Five Pakistani girls face death for merry making at wedding
A tribal jirga in a Kohistan village in Pakistan, convicted four girls after they were allegedly caught on video singing and dancing together at a wedding party in defiance of tribal customs in Kohistan.Updated: Jun 08, 2012, 08:28 IST
Five Pakistani women, including an 'accomplice' were sentenced to death by a jirga for singing and dancing with men during a marriage ceremony.
A tribal jirga in a Kohistan village in Pakistan, convicted four girls and two men after they were allegedly caught on video singing and dancing together at a wedding party in defiance of tribal customs in Kohistan.
During the hearing, the two men who were also condemned by the same group of tribal elders for merry making at the wedding party told the Supreme Court that the five co-accused Kohistani women were already dead, reports The News.
On the other hand, the police informed the court that the girls were alive and would be produced before the court.
A three-member bench of the apex court, headed by Chief Justice Iftikhar Muhamamd Chaudhry, heard a suo moto case regarding the video scandal and death decree issued to six people by some clerics of Kohistan.
According to the Hazara commissioner, the helicopter sent for the girls could not land in their village due to bad weather.
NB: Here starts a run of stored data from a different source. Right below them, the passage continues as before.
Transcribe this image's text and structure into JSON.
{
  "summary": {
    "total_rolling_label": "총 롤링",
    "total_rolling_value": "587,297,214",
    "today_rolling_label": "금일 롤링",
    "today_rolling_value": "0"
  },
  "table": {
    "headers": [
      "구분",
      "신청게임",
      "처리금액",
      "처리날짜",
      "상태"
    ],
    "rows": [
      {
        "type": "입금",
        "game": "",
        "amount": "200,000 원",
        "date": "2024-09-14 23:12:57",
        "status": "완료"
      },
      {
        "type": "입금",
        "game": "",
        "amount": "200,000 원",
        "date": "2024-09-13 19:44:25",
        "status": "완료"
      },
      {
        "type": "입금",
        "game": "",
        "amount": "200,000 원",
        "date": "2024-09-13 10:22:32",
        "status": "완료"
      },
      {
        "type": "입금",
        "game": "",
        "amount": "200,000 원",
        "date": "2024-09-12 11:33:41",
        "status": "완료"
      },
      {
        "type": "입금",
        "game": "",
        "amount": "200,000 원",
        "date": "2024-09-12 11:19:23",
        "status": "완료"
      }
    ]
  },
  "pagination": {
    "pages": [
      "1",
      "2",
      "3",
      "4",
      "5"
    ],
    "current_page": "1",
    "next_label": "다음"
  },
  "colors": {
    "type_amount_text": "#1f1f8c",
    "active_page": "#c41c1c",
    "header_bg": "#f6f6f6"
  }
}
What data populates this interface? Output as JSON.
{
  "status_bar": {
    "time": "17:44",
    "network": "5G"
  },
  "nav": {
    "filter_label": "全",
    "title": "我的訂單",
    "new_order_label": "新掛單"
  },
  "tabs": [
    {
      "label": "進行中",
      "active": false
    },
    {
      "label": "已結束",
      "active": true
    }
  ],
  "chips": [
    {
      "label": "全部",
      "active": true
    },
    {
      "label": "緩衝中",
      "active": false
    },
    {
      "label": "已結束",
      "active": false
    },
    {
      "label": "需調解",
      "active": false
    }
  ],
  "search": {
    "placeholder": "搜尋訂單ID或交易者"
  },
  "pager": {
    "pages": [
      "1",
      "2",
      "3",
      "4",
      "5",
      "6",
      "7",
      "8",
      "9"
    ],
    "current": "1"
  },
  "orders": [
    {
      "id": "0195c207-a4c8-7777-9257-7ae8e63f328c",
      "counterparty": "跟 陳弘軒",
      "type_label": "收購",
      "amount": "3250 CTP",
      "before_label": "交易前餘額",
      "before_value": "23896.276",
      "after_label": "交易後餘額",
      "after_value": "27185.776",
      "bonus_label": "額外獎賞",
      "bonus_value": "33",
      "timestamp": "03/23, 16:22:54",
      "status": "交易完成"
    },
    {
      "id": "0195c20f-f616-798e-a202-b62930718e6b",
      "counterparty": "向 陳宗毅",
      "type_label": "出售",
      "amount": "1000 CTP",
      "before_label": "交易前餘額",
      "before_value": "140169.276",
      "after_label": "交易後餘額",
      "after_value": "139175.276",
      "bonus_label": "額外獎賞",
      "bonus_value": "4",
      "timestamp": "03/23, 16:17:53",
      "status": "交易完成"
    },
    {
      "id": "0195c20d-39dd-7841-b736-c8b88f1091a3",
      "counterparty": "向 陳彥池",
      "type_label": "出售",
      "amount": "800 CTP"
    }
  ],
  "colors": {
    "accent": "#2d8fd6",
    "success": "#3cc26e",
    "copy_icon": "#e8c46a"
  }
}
Earlier, the chief secretary of the province had told the Supreme Court that the girls were alive, and a helicopter had been sent to produce them before the court.
The two accused men, Bin Yasir and Gul Nazar, were produced before the court and claimed that five girls, four of whom were visible in the video, had already been killed on the orders of the Jirga. However, the local police and Khyber Pakhtunkhwa government continue to deny that the incident took place.
The brother of the two accused men, Afzal Khan, said he was sure that the five women had been killed on May 30 on the orders of tribal elders while he, along with his brothers, would also be murdered.
Afzal Khan said that the police couldn't be trusted, as they had received threats from the DIG and commissioner of Hazara Division.